Data, Data, Everywhere…Or Not

This year’s Climate and Society class is out in the field (or lab or office) completing a summer internship or thesis. They’ll be documenting their experiences one blog post at a time. Read on to see what they’re up to.

Tae Hamm, C+S ’18

 

The purple area on the map to the right is from the world atlas of large flood events (shown on the map to the left) clipped on to an overlay of Vietnam. Each boundary shows the area affected by the flood and represents a discrete flood event.

Data is important. Really, really important. It is the key ingredient for us to create a model, which can then produce some useful insights. For the last two semesters, I have dealt with many different types of data and models to plug that data into. While I have learned how data can affect the model outcome (i.e., garbage in, garbage out), I’ve learned relatively little about how data is managed in different parts of the world. When it came to finding data for many of my projects, I was a spoiled. All I had to do is visit International Research Institute for Climate and Society (IRI) Data Library, select the product and region I was interested and hit download. But that all changed this summer during my internship at the IRI with Pietro Ceccato.

This summer, I’ve been working on precipitation and flood data for Vietnam. Specifically, I’ve been working to correlate Ir:a long period of precipitation data to flood occurrences sin search of patterns and creatinge a map for that shows vulnerable populations and households at risk of flooding. To achieve these, I had appropriate data for precipitation, floods and various social indicators like poverty levels.

Precipitation and flood data were easy to come by thanks to IRI Data Library and Dartmouth Flood Observatory (DFO). I soon found out, however, that the flood data from DFO had a major red flag. Areas affected by flood in the dataset were selected using “natural neighbor interpolation,” a spatial analysis method that generates a natural neighbor surrounding the data points, the areas reported to have experienced flood. Floods do not affect a single location, so it is logical to use this algorithm, but the data from DFO included locations quite far away from the reported area. For instance, for flood that occurred in Chongzua, China, the data included areas that extended to Danang, Vietnam, nearly 440 miles away. Since my study focused on Vietnam, it was crucial for me to have an accurate data about whether or not floods actually affected Vietnam, which was hard to confirm with DFO data.

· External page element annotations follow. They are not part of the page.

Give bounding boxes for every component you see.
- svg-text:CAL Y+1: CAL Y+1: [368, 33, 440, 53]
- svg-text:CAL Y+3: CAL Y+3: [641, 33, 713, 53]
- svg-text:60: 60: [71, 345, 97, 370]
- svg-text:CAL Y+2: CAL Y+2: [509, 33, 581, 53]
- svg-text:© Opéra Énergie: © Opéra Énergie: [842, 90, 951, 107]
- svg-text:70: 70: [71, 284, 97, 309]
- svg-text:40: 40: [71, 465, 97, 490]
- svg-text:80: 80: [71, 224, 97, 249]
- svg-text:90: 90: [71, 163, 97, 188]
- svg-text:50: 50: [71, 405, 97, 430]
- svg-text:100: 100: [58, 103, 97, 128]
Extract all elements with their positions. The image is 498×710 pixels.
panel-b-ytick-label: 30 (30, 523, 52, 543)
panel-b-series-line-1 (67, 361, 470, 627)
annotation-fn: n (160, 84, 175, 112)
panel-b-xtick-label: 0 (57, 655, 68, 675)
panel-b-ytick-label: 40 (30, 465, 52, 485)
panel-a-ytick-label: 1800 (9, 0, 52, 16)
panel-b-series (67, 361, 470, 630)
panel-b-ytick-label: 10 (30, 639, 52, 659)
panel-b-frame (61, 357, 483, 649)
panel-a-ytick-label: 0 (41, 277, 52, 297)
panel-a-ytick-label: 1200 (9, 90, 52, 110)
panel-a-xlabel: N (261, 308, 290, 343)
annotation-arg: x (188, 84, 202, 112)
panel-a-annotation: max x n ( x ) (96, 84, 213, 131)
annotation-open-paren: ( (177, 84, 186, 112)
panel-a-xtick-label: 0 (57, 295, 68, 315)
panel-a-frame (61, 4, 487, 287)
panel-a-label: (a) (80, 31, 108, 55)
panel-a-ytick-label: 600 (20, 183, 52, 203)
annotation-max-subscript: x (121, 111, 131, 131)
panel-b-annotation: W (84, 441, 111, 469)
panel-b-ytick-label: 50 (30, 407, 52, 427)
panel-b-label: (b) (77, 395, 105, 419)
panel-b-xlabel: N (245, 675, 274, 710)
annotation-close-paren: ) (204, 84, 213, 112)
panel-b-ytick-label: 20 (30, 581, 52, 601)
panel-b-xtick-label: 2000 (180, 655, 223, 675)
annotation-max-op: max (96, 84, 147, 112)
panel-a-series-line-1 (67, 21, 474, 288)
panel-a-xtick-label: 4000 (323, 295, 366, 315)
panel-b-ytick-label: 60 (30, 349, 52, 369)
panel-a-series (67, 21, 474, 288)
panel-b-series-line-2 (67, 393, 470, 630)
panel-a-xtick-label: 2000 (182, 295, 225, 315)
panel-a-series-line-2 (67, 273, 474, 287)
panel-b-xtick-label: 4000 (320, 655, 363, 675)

Precipitation data plotted along with the number of flood occurred from 1985 to 2010.

To make matters worse, the social indicators necessary to create the flood vulnerability map, such as the poverty index, total household, and senior population data were nowhere to be found. There were no government agencies offering an open data platform for any of these indicators. I was extremely frustrated, but it also made me wonder why the Vietnamese government hasn’t initiated top-down open data projects like the ones led by the Federal Emergency Management Agency (FEMA) in the U.S. such as the data feeds that provide data for disaster and emergency declarations.

While I continued creating a correlation between the precipitation and flood, all the trouble just to find the right data left me wondering why is it so much more difficult to create a map for Vietnam that I can whip up in an hour for the U.S.?

It turns out that there is an international charter on open data, but most governments, particularly those in the developing countries, are not meeting the basic principles of the charter. That’s largely because there is often a significant discrepancy between the supply and demand for open data. Often times, datasets can improve the transparency of the government (i.e., commitment to the international agreement), something that’s not always in the political interest of the country.

For instance, international agreements over water resources might mean countries that are not complying to such standard won’t want to share relevant data. Moreover, collecting data can be very expensive for countries with limited budgets and many needs to fulfill. If providing open data is more difficult for developing countries, are there any benefits for them to even put effort into having one? Sure, open data in Vietnam would have made internship a lot easier, but it also would have also served a great purpose for the people of Vietnam, allowing the local government and other public entities to allocate resources more effectively in times of emergency.

Most importantly, open data is a great avenue for citizens to get more involved with different governmental decisions. It offers a chance for people of diverse specialty to use the available data for a useful product development and analysis.

With a better set of data, what I’ve been able to create during my internship could have possibly helped the National Meteorological and Hydrological service in Vietnam to understand relationship between precipitation and flood, as well as the impact, and potentially help improve their flood forecast. Instead, I found my end-product to be limited to qualitative assessment. Qualitative data can encourage better analysis and study by the public, something that I hope countries without open data platforms can take a note of.